Skype to the rescue!

Almost out of despair I turned back to Skype, fully expecting this to have the same problems given at the end of the day it is voice-over-IP. As it happens it worked. I subscribed to the experimental SkypIn, which gives you a phone number, and parted with ?10 for 3 months. Not free like the other providers - with those you only pay call charges. I can now make calls and receive them with no difficulty at all.

The downside is that at the moment Skype isn't really aimed at satisfying business telephony requirements - it is more replicating a basic phone service, although it does have voice-mail answering service.

From the business users perspective Skype, in my humber opinion, suffers a number of limitations. I can live with these for now but I *really* hope they improve the service soon:

  • No local telephone number - you are offered a very limited range of number prefixes.
  • No non-geographical numbers such as 0800, 0870
  • No stand-alone Skype phones (that I could find). With VoIP you can have a phone with an Ethernet port that just plugs into your network. With Skype you're pretty limited to USB handsets that require your PC switched on and Skype running.
  • No divert to other number if busy.

Contrast with those limitations of course it just works. If Skype can create a protocol that works over standard ADSL connections with bog-standard routers and firewalls then the standards committees are doing something wrong! Incidently I've since spoken with a VoIP expert that installs full VoIP solutions for larger organisations. His view is that he couldn't recommend a low-end firewall that he would gaurantee would work with VoIP protocols.

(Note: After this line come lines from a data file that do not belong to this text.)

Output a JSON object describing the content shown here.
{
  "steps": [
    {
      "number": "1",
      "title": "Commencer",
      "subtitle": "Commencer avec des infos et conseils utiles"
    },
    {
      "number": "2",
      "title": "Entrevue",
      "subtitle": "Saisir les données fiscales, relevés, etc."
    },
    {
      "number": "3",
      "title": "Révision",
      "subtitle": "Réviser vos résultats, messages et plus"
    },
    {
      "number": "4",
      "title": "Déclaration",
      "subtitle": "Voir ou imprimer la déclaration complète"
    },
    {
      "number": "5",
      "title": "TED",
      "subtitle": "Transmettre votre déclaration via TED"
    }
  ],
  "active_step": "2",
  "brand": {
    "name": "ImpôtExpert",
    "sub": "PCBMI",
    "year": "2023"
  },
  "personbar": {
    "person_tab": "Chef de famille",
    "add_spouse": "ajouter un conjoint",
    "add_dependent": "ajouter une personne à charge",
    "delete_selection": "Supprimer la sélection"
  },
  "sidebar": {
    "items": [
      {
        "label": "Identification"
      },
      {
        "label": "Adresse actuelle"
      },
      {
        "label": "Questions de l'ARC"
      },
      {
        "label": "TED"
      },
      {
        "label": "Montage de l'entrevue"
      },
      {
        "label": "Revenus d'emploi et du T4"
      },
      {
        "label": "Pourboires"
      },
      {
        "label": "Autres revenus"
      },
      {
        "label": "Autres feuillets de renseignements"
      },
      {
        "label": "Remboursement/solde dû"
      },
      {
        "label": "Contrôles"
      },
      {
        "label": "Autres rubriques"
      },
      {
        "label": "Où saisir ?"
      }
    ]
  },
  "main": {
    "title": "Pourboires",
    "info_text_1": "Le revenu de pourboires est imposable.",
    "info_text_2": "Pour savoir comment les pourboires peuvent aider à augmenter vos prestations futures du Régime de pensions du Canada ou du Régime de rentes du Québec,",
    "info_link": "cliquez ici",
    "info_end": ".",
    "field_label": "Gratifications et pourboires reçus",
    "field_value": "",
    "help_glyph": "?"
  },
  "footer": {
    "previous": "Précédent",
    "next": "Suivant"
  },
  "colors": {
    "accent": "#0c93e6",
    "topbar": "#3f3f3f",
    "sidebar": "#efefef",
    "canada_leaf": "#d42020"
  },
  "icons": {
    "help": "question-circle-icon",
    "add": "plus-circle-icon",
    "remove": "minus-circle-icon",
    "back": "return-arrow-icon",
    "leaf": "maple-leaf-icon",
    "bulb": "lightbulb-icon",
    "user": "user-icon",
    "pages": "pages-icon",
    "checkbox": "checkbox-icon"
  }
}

I hope the VoIP people get their act together - some of the services they offer add real value and I want them. Of course in the mean-time Skype may well add these features, their SkypeIn product is still in beta-test after all. If they do then I'll stick with them - they've got me out of a hole!

I've now bought a Skype handset to go with my Skype service.... more on that later!

Note : my scores are for the overall combination of Skype, SkypeIn and SkypeOut as a service for small businesses. For a home-user I'd score it higher.